BEAUTY, they say, is in the eye of the beholder. Among the Mursi tribe of Ethiopia, the axiom aptly captures a cultural practice in which the beauty of a woman is defined more by the extent of the size or length of her lips. To that extent, much is done to ensure that her lips are dextended by artificial means just so that her beauty wins publuc and cultural approvals.
As part of the routine, a mother is culturally obligated to help her daughter deepen her outward beauty by cutting open her lower lip when she reaches 15 or 16 years. It is then held open with the use of a sodden plug until the wound heeals. However, the girl is at liberty to decide how beauty she can be by extending her lips by stretching them beyond her mother’s initial definition.
Though the process is painful, Mursi women are always ready to pay the price even as it lasts for several months
Though the practice is now restricted to Mursis living around Omo Valley, a largely isolated Ethiopian region, wearing of wooden plates, which goes along with the wearing of traditional clothing and accessories, is mostly done when serving men food, milking cows and during important rituals like weddings.

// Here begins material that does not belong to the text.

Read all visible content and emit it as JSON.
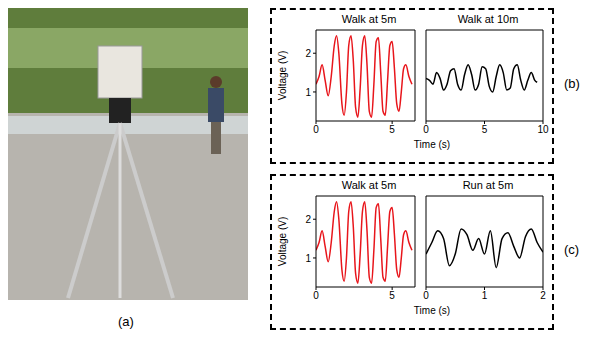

Generally, wooden plates are worn by unmarried girls and or newly weds. Older women with children also do so freely during important occasions.
Mainly however, unmarried women, particularly those with large designs, often wear them in public. Significantly, no husband or boyfriend is expected to sleep with his bride or girl friend until her lips are completely healed. However, this tradition is increasingly being violated as newly weds and even unmarried couples are known to be sleeping with their love ones, being unable to resist the allure of their beautify women. This is the case sometimes even before the women have pierced their lips.
Lip plates come with a number of significances for Mursi women. In the main, it is a great symbol of beauty. More so, it marks a commitment to the husband as women wear long lips with great pride when serving him food. Its connection to matrimony is such that when the husband passes, the women removes the lip plate following the belief that her external beauty passed on with his death.
The other reason Mursi women wear plates is that it is a remarkable visual marker of the tribe’s identity. They are of the belief that without it, they run the risk of being mistaken for a member of another tribe.